Eventually the project was acquired by Eagle-Lion Films as a vehicle for Turhan Bey, who was under contract to the studio. Bernard Vorhaus was to direct and Muriel Bolton to adapt the story into a script. Vorhaus did the film under a two-picture deal he signed with Eagle-Lion. The other lead roles went to Lynn Bari and Cathy O'Donnell; the latter was borrowed from Sam Goldwyn.

Wilbur would go on to become one of Eagle-Lion's main writers. Vorhaus later said he was unhappy with the script, however, and asked for a rewrite. He says producer Ben Stoloff allowed him to hire Ian McLellan Hunter, who rewrote the script in a week.

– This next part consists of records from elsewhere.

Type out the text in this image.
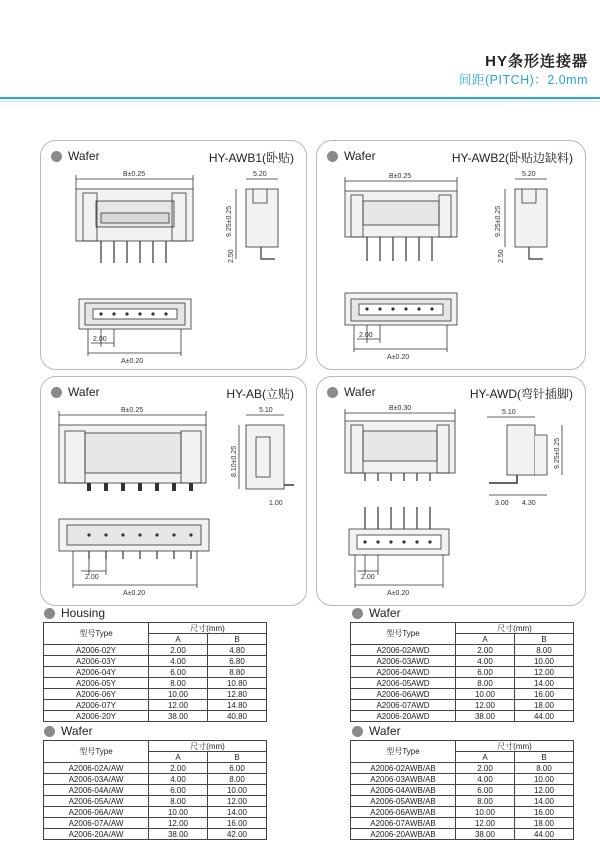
HY条形连接器
间距(PITCH)：2.0mm
Wafer	HY-AWB1(卧贴)
B±0.25	5.20
9.25±0.25
2.50
2.00
A±0.20
Wafer	HY-AWB2(卧贴边缺料)
B±0.25	5.20
9.25±0.25
2.50
2.00
A±0.20
Wafer	HY-AB(立贴)
B±0.25	5.10
8.10±0.25
1.00
2.00
A±0.20
Wafer	HY-AWD(弯针插脚)
B±0.30
5.10
9.25±0.25
3.00 4.30
2.00
A±0.20
Housing
型号Type	尺寸(mm)	
	A	B
A2006-02Y	2.00	4.80
A2006-03Y	4.00	6.80
A2006-04Y	6.00	8.80
A2006-05Y	8.00	10.80
A2006-06Y	10.00	12.80
A2006-07Y	12.00	14.80
A2006-20Y	38.00	40.80
Wafer
型号Type	尺寸(mm)	
	A	B
A2006-02AWD	2.00	8.00
A2006-03AWD	4.00	10.00
A2006-04AWD	6.00	12.00
A2006-05AWD	8.00	14.00
A2006-06AWD	10.00	16.00
A2006-07AWD	12.00	18.00
A2006-20AWD	38.00	44.00
Wafer
型号Type	尺寸(mm)	
	A	B
A2006-02A/AW	2.00	6.00
A2006-03A/AW	4.00	8.00
A2006-04A/AW	6.00	10.00
A2006-05A/AW	8.00	12.00
A2006-06A/AW	10.00	14.00
A2006-07A/AW	12.00	16.00
A2006-20A/AW	38.00	42.00
Wafer
型号Type	尺寸(mm)	
	A	B
A2006-02AWB/AB	2.00	8.00
A2006-03AWB/AB	4.00	10.00
A2006-04AWB/AB	6.00	12.00
A2006-05AWB/AB	8.00	14.00
A2006-06AWB/AB	10.00	16.00
A2006-07AWB/AB	12.00	18.00
A2006-20AWB/AB	38.00	44.00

Filming started 5 January 1948. Vorhaus says the shoot went for three weeks.

Turhan Bey later recalled the film as "a fantastic role with wonderful people to work with and a lovely death scene I completely loused up... I just wish all my roles had been as interesting as that one."

At one stage the film was also known as The Mystic.

==Reception==
At previews, audiences found parts of the film to be funny, resulting in unintended laughter.

Executives at Eagle Lion were happy with the film. However, when Vorhaus declined I Married a Communist, the next movie they offered him, the company terminated its association with him.